Un sabato di fine agosto, durante le operazioni di trasporto, un’incomprensione tra le squadre militari e quelle civili causò l’accidentale rottura di una catena e lo scivolamento della pietra lungo un pendio. La pietra si spezzò rovinosamente contro l’abbozzo della vasca in granito destinata anch’essa al giardino del Paradiso.

Masaryk reagì stoicamente alla notizia, mentre Plečnik cadde nella disperazione. Si narra inoltre che l’ufficiale responsabile del trasporto si suicidò per l’incolmabile senso di colpa.

Un nuovo tentativo ebbe luogo dopo poco tempo e in quell’occasione il blocco si ruppe proprio durante l’estrazione. Masaryk ne avrebbe acquistato immediatamente un altro, ma Plečnik optò per utilizzare la parte maggiore del blocco spezzato. Le nuove più modeste dimensioni del blocco indussero Plečnik ad un’ulteriore revisione delle forme del monumento nonché alla modifica della sua collocazione, destinandolo al terzo cortile del castello. Anche questa scelta scatenò polemiche, questa volta provenienti dalla Società degli architetti e da alcune prestigiose riviste di settore, purtuttavia non inficiando la decisione presa da Plečnik.
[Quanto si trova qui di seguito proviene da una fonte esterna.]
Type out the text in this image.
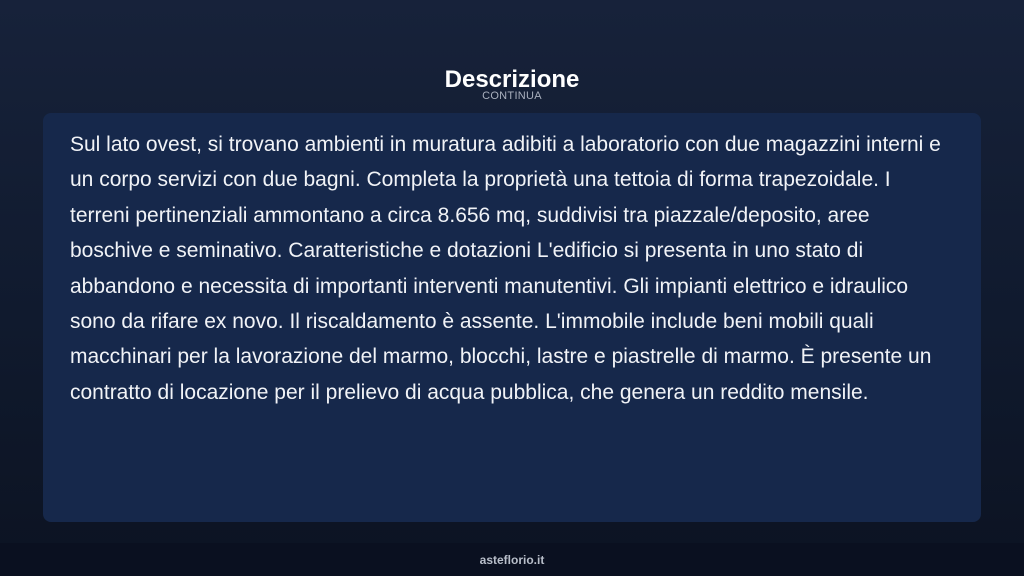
Descrizione
CONTINUA

Sul lato ovest, si trovano ambienti in muratura adibiti a laboratorio con due magazzini interni e un corpo servizi con due bagni. Completa la proprietà una tettoia di forma trapezoidale. I terreni pertinenziali ammontano a circa 8.656 mq, suddivisi tra piazzale/deposito, aree boschive e seminativo. Caratteristiche e dotazioni L'edificio si presenta in uno stato di abbandono e necessita di importanti interventi manutentivi. Gli impianti elettrico e idraulico sono da rifare ex novo. Il riscaldamento è assente. L'immobile include beni mobili quali macchinari per la lavorazione del marmo, blocchi, lastre e piastrelle di marmo. È presente un contratto di locazione per il prelievo di acqua pubblica, che genera un reddito mensile.

asteflorio.it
Così il blocco di granito lungo quindici metri e mezzo e pesante centodieci tonnellate giunse a Praga nel dicembre 1924 grazie ad uno speciale vagone ferroviario e a causa del freddo intenso fu lasciato allo scalo merci per non incorrere in incidenti.

L’architetto ed il Presidente rimasero delusi da quelle che apparivano ai loro occhi dimensioni modeste rispetto a ciò che avevano originariamente immaginato per il monumento. La delusione e le critiche dai colleghi – tra le quali spiccano le durissime accuse mosse da Karel Teige – si concretizzarono per l’obelisco in un oblio lungo quattro anni, durante i quali Plečnik ignorò sia il ragguardevole blocco di granito sia gli incoraggiamenti a portare a termine l’opera provenienti dai Masaryk.

Il grande masso tornò in gran fretta al centro dell’attenzione nel 1928 in occasione del decennale della Repubblica, trovando sistemazione nel terzo cortile su una base di calcestruzzo. Lo si può rimirare tutt’oggi nel terzo cortile, sulla parte più sacra del suolo ceco, coronato da una piramide alta due metri rifinita in metallo dorato aggiuntagli nel 1996.